NEW YORK State housing finance agencies (HFAs) will face unprecedented challenges from the capital markets, says Moody's Investors Service in giving the sector a “negative” outlook for the next 12 to 18 months. This is a change from the “stable” outlook the sector has received for about the last 10 years. But these are not normal times for the industry.
“The unsettled capital markets have limited HFA access to long-term, fixed-rate debt and variable-rate debt, which has resulted in increased borrowing costs for many issuers,” reports Moody's. Higher interest rates may pose difficulties for many HFAs to maintain the desired spread between bond costs and mortgage earnings.

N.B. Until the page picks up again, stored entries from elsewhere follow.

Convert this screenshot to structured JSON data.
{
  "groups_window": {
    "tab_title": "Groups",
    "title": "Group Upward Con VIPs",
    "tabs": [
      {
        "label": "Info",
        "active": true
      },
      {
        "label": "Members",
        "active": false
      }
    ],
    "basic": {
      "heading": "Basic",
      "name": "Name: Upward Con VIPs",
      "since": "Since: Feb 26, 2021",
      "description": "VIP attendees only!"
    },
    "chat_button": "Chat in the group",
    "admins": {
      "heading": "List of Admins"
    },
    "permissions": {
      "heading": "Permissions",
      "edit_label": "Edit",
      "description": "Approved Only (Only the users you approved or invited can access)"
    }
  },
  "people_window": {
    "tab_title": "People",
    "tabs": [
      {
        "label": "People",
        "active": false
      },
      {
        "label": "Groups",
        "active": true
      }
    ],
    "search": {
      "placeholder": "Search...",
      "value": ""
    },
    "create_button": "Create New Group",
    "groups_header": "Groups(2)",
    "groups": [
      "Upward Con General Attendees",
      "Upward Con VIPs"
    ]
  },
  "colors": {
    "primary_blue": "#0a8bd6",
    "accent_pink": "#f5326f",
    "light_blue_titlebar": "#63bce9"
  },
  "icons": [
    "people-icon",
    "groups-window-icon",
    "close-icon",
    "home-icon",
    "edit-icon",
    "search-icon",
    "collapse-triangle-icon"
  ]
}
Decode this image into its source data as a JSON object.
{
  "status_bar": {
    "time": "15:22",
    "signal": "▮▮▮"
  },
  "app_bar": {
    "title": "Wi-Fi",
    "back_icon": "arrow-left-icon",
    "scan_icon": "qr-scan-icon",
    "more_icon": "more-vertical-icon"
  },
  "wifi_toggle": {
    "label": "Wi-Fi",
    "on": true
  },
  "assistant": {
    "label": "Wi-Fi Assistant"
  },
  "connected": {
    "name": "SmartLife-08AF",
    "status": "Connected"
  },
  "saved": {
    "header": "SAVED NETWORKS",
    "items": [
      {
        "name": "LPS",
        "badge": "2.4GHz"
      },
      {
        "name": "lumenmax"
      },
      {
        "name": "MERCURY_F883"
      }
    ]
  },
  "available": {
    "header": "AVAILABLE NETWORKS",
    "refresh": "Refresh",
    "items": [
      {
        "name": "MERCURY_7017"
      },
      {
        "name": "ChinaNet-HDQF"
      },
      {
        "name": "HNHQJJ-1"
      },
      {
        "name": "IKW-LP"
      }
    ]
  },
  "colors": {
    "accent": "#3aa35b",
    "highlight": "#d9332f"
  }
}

In addition, some HFAs may face challenges from the single-family housing market, due to declining property values and rising loan delinquencies. However, foreclosures remain low, with more than 70 percent of HFA programs reporting foreclosure rates below 1 percent—half of which were below 0.5 percent, says Moody's.
It is also important to note that the outlook does not reflect the ratings or outlook for a particular state HFA. The role of an HFA varies by state, but these agencies often administer bonds, low-income housing tax credits, and other financing tools used to develop affordable housing. The Moody's report focuses on the agencies' bond activities.

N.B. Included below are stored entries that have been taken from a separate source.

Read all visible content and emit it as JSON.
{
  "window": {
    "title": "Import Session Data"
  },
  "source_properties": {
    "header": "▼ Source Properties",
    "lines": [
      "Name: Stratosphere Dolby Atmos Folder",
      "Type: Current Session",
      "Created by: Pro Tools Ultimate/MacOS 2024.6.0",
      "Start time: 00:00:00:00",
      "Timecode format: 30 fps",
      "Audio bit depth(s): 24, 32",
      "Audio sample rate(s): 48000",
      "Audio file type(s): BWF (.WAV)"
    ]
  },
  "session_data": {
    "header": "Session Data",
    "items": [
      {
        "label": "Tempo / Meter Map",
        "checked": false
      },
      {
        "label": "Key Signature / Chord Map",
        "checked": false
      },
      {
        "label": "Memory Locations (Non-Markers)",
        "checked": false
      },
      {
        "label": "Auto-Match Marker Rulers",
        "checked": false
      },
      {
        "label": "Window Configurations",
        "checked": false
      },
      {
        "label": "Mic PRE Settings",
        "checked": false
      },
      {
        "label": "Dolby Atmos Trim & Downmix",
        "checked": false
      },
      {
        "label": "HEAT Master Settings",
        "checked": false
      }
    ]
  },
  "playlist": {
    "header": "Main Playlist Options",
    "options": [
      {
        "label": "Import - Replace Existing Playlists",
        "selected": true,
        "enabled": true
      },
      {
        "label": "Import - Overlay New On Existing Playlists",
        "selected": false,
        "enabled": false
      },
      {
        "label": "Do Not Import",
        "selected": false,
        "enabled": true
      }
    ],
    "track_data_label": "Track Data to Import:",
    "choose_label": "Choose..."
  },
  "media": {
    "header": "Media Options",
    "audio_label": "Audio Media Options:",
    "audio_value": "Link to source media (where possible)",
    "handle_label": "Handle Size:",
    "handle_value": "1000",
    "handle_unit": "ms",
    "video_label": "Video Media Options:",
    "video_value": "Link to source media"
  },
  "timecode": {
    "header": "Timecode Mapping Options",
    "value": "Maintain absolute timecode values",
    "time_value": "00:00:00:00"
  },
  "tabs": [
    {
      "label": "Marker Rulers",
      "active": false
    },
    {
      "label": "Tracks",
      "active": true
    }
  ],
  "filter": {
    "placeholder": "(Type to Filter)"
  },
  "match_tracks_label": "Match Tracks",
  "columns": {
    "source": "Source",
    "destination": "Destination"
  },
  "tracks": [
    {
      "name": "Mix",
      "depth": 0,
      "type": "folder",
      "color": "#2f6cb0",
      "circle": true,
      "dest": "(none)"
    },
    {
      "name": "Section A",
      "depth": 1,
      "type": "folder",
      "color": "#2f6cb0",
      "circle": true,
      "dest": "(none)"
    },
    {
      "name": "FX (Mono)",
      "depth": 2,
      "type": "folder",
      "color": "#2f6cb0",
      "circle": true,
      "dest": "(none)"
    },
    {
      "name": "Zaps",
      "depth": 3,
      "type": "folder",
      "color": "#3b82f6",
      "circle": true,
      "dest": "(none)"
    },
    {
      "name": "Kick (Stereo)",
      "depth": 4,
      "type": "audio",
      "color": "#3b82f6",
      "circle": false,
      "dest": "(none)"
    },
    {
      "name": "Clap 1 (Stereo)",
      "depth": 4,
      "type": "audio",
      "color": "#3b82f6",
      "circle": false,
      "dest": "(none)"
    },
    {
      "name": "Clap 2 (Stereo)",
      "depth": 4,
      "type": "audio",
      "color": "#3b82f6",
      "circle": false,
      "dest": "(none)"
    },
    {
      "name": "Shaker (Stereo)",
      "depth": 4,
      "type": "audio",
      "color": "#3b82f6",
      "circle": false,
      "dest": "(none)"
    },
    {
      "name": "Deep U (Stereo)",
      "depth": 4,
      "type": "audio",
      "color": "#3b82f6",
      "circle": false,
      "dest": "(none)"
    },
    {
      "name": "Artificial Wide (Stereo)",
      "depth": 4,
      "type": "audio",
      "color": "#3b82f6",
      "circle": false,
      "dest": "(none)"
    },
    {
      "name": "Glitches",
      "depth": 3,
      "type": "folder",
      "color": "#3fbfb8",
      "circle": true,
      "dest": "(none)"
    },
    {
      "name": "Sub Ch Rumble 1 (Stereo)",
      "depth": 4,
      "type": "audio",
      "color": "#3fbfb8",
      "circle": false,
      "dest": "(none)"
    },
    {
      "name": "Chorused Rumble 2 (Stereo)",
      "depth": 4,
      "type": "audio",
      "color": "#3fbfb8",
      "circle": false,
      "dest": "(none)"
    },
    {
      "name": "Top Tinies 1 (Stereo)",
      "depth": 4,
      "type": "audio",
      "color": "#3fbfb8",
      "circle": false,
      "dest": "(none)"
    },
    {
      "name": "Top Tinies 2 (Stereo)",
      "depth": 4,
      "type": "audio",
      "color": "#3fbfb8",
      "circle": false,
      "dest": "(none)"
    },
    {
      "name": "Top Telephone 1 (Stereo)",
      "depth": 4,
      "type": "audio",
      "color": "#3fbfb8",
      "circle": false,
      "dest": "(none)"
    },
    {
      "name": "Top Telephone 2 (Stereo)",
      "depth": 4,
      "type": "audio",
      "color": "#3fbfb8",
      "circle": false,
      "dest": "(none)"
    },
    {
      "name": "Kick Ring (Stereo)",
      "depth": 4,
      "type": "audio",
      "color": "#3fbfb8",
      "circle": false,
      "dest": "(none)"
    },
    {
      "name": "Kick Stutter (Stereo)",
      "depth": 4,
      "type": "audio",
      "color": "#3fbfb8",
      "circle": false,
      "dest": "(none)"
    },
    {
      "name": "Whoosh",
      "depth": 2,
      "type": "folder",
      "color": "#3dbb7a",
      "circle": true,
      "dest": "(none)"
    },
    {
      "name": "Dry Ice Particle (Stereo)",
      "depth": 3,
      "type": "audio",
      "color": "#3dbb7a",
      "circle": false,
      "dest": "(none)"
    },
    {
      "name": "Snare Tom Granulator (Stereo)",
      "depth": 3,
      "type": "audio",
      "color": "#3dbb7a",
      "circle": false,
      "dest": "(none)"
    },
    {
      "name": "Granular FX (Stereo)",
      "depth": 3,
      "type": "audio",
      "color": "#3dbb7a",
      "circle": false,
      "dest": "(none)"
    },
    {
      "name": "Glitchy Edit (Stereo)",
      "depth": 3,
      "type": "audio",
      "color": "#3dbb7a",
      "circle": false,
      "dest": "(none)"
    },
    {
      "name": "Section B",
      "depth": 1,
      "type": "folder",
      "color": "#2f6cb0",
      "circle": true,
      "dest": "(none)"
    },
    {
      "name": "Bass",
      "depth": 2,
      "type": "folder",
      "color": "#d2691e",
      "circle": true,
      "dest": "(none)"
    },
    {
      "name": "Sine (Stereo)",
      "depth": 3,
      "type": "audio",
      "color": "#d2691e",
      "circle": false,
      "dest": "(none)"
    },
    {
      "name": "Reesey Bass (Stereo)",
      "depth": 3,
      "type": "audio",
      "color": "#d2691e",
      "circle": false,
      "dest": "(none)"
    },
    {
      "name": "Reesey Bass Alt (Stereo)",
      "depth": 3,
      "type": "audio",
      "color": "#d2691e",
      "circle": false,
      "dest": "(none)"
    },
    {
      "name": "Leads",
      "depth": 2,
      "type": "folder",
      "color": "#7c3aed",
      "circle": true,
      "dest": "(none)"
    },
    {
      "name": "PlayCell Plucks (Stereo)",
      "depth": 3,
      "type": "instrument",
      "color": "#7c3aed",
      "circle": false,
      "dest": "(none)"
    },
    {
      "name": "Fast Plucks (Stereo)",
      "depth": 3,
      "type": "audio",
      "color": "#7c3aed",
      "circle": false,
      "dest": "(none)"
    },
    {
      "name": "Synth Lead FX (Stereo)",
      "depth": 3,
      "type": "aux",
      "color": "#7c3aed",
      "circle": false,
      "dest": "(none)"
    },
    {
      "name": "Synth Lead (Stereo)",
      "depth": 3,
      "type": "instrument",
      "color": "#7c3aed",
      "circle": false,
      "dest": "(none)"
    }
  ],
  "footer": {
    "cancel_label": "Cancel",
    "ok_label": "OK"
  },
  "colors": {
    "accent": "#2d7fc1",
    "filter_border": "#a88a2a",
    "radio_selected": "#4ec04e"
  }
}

Most HFAs will likely be able to retain their current ratings, says Florence Zeman, Moody's senior vice president and author of the report.

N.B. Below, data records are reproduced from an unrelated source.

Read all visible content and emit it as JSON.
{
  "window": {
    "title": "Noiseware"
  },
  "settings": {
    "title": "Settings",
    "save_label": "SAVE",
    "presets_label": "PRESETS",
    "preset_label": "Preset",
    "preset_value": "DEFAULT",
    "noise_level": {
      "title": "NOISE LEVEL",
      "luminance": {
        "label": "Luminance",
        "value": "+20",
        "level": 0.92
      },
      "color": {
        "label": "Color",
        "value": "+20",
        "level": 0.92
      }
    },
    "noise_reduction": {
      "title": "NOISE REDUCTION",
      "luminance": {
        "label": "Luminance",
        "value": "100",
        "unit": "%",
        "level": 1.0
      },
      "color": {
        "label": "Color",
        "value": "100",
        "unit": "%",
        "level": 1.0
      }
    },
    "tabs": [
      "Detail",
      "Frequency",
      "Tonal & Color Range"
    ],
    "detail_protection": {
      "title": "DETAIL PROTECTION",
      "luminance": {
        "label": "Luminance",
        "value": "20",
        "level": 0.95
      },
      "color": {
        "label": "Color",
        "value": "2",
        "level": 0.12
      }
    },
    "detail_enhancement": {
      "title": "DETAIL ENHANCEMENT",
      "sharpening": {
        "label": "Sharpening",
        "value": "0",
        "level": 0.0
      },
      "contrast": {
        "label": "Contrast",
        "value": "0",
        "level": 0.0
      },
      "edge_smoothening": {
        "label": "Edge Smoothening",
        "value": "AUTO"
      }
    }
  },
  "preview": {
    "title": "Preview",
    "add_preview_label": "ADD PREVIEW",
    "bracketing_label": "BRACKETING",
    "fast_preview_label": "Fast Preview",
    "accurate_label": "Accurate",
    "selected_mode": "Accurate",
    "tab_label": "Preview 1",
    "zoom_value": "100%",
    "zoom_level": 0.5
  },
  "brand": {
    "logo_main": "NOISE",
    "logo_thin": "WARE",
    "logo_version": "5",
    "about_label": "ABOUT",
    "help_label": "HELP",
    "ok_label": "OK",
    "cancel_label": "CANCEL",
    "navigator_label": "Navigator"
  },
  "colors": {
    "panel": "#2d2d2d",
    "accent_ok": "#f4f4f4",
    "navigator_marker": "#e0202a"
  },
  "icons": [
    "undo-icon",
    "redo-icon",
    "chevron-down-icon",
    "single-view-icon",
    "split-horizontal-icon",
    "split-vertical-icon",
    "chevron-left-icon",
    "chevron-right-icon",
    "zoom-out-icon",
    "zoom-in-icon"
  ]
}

She notes that many state housing agencies enter the difficult times in strong financial shape. “Most are well-positioned and have good fund balances,” she says. Fiscal years 2006 and 2007 were a time of growth for most HFAs, as demand for HFA loans drove up mortgage loan balances and bond issuances. HFAs' combined fund balances rose nearly 18 percent during this period, as the median combined fund balance jumped to $291 million in 2007, according to Moody's. In addition, strong management will help many of the HFAs mitigate the market challenges.